Now defense officials are concerned that concentration in the weapons business may stifle innovation and raise prices in the future. They may insist that the new firm divest itself of significant assets as the price of winning regulatory approval.

But even if Lockheed/Northrop sells off chunks of its military electronics business, for instance, defense will still be dominated by a handful of big firms that are the result of a frenzied five years of merging: Boeing/McDonnell Douglas, Raytheon/Hughes, etc.

"This is a case of moving to close the barn door after the horses are over the hill and into the dale," says James Brock, an antitrust expert at Miami University, Ohio.

Defense isn't the only business where US regulators now feel there may soon be too few competitors. They're concerned about the rapidly consolidating phone industry, among others.

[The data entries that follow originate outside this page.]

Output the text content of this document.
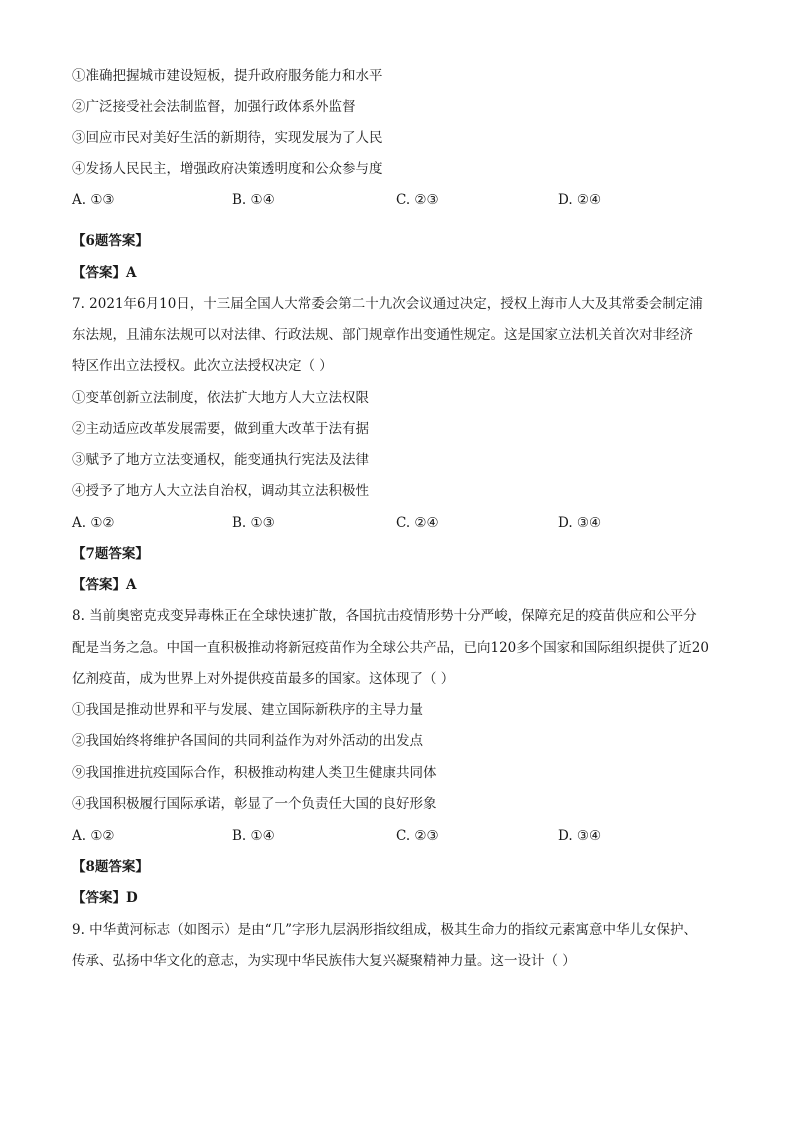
①准确把握城市建设短板，提升政府服务能力和水平
②广泛接受社会法制监督，加强行政体系外监督
③回应市民对美好生活的新期待，实现发展为了人民
④发扬人民民主，增强政府决策透明度和公众参与度
A. ①③	B. ①④	C. ②③	D. ②④
【6题答案】
【答案】A
7. 2021年6月10日，十三届全国人大常委会第二十九次会议通过决定，授权上海市人大及其常委会制定浦
东法规，且浦东法规可以对法律、行政法规、部门规章作出变通性规定。这是国家立法机关首次对非经济
特区作出立法授权。此次立法授权决定（ ）
①变革创新立法制度，依法扩大地方人大立法权限
②主动适应改革发展需要，做到重大改革于法有据
③赋予了地方立法变通权，能变通执行宪法及法律
④授予了地方人大立法自治权，调动其立法积极性
A. ①②	B. ①③	C. ②④	D. ③④
【7题答案】
【答案】A
8. 当前奥密克戎变异毒株正在全球快速扩散，各国抗击疫情形势十分严峻，保障充足的疫苗供应和公平分
配是当务之急。中国一直积极推动将新冠疫苗作为全球公共产品，已向120多个国家和国际组织提供了近20
亿剂疫苗，成为世界上对外提供疫苗最多的国家。这体现了（ ）
①我国是推动世界和平与发展、建立国际新秩序的主导力量
②我国始终将维护各国间的共同利益作为对外活动的出发点
⑨我国推进抗疫国际合作，积极推动构建人类卫生健康共同体
④我国积极履行国际承诺，彰显了一个负责任大国的良好形象
A. ①②	B. ①④	C. ②③	D. ③④
【8题答案】
【答案】D
9. 中华黄河标志（如图示）是由“几”字形九层涡形指纹组成，极其生命力的指纹元素寓意中华儿女保护、
传承、弘扬中华文化的意志，为实现中华民族伟大复兴凝聚精神力量。这一设计（ ）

The planned $37 billion MCI/WorldCom merger would be the biggest in business history, after all. The new firm would control at least 50 percent of Internet traffic in the US, and 25 percent of the nation's long-distance business. Justice officials are weighing whether the merger would have negative effects on smaller Internet providers.

And regulators have resorted to the courts to stop concentration in drug wholesaling. The FTC has rejected two $2 billion-plus mergers among drug firms, saying they would leave the industry with three major players which among them would control 80 percent of the prescription drug market.

All this represents a big change from the Reagan and Bush eras. Back then free-market theory reigned.

Now regulators are enamored of so-called "feedback theory" economics. This holds that in today's high-technology age it has become easier to use a monopoly in one aspect of business to gain a similar position in another one. The feedback theory posits that it would be easy to take a commanding advantage in computer operating systems and bend it to lead in Internet commerce.

The government's scrutiny of Microsoft's actions may hinge on such thinking, though some experts say technology markets are more complicated than the picture feedback theory paints.

In any case there is no denying that antitrust enforcement has been more aggressive of late. "The Clinton people are more enforcement-oriented than the Bush people were," notes Michael DeBow, a former antitrust official who is now a professor at the Cumberland School of Law at Samford University in Birmingham, Ala.